MINAMISOMA FUKUSHIMA, PREF. – The Irish head of a charity for children affected by the 1986 Chernobyl nuclear disaster visited Minamisoma, Fukushima Prefecture, near the crippled Fukushima No. 1 nuclear plant, on the one-year anniversary Sunday of the devastating earthquake and tsunami that triggered the Fukushima crisis.
Adi Roche, chief executive officer of the Cork, Ireland-based Chernobyl Children International charity group, met with Minamisoma Mayor Katsunobu Sakurai and delivered a message from Irish President Michael Higgins expressing solidarity with residents of the city, the southern part of which is in the no-go zone.
During her meeting with the mayor, Roche extended “heartfelt condolences” on behalf of the Irish people and victims of the Chernobyl disaster, adding that Sakurai’s “own courage and bravery” in seeking aid immediately after the disaster was admirable.
Sakurai had posted a direct appeal for aid on YouTube criticizing the government’s response to the nuclear accident. The disasters killed or left missing 638 residents of the city, which had a predisaster population of 71,500.
Roche presented a letter from the Irish president and a “shawl for prayer” by those impacted by the Chernobyl disaster as a gift to the mayor.
Sakurai told Roche that, compared with his feelings in the immediate aftermath of the Chernobyl disaster, he feels “rather optimistic” about Minamisoma’s situation.
Sakurai added that transparency about Fukushima was being ensured via the media.

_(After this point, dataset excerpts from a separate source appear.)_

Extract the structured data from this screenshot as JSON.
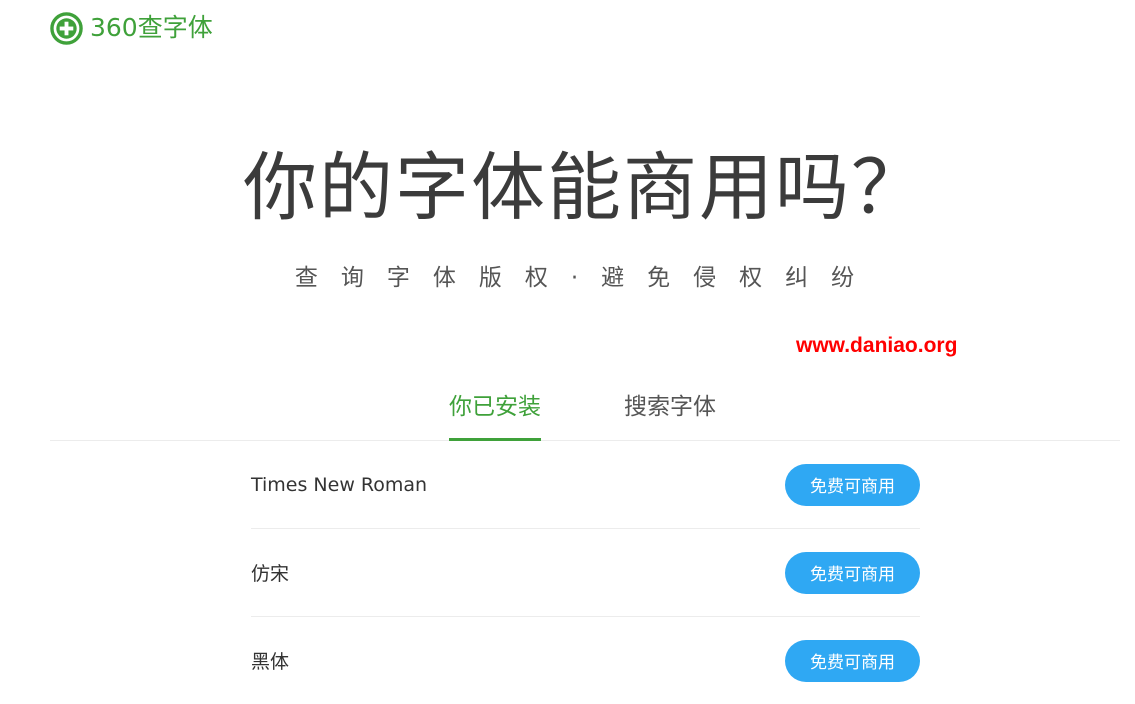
{
  "logo": {
    "icon": "plus-circle-icon",
    "text": "360查字体",
    "color": "#3fa13a"
  },
  "hero": {
    "title": "你的字体能商用吗？",
    "subtitle": "查询字体版权·避免侵权纠纷"
  },
  "watermark": {
    "text": "www.daniao.org",
    "color": "#ff0000"
  },
  "tabs": [
    {
      "label": "你已安装",
      "active": true
    },
    {
      "label": "搜索字体",
      "active": false
    }
  ],
  "fonts": [
    {
      "name": "Times New Roman",
      "status": "免费可商用"
    },
    {
      "name": "仿宋",
      "status": "免费可商用"
    },
    {
      "name": "黑体",
      "status": "免费可商用"
    }
  ],
  "colors": {
    "accent": "#3fa13a",
    "status_button": "#2fa8f3"
  }
}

The Chernobyl disaster in the former Soviet Union, now Ukraine, was downplayed by the government there.
“What we are concerned about now is that people receive too much information on possible health hazards from radiation and get confused,” Sakurai said.
The mayor said that in addition to the 638 victims of the quake and tsunami, about 270 people, including those forced to evacuate after the Fukushima accident, died in the city after their lives were greatly affected by the disaster.

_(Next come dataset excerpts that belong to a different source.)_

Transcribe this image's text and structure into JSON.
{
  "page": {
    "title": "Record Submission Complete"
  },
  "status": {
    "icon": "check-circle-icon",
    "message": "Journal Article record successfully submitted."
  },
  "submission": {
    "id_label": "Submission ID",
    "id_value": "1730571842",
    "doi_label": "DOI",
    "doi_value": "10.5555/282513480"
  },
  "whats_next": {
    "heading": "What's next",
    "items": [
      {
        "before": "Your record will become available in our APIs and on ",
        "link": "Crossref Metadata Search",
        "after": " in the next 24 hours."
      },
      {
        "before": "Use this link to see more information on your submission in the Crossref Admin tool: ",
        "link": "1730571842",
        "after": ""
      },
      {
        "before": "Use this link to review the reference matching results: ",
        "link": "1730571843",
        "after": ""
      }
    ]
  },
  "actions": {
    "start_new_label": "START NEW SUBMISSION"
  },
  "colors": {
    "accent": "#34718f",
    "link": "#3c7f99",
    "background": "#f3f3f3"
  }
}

“Reconstructing the hearts of people by regaining confidence and hope for them is more difficult than the reconstruction of physical damage,” Sakurai said.
Referring to a rash of suicides after the outbreak of the nuclear crisis, the mayor said it is “almost criminal” for the plant operator, Tokyo Electric Power Co., to destroy the future of residents near the Fukushima complex. Sakurai vowed to seek the company’s criminal prosecution to prevent a repeat of Tepco’s alleged mishandling of the accident.
At a memorial ceremony held in the city later Sunday that was attended by about 960 people, Sakurai pledged to rebuild Minamisoma so that “every citizen can live free from fear of radiation.”
The mayor of the city captured attention nationwide and abroad in April 2011 when Time magazine put him on its list of the year’s 100 most influential people in the world.
At the ceremony, Chohachi Kanno, 60, and Tsubasa Yokoyama, 17, talked about the plight of bereaved families and rebuilding the city, but were divided over restarting their lives in Minamisoma.
Kanno, who lives alone in temporary housing in Minamisoma after losing his wife, mother and two children in the disaster, said he sometimes can’t sleep at night and is worried that he could die alone.
“I don’t want to leave Minamisoma at this age. If possible, I’d like to relocate to somewhere in the city with my neighbors and do something to contribute to the city’s reconstruction,” Kanno said.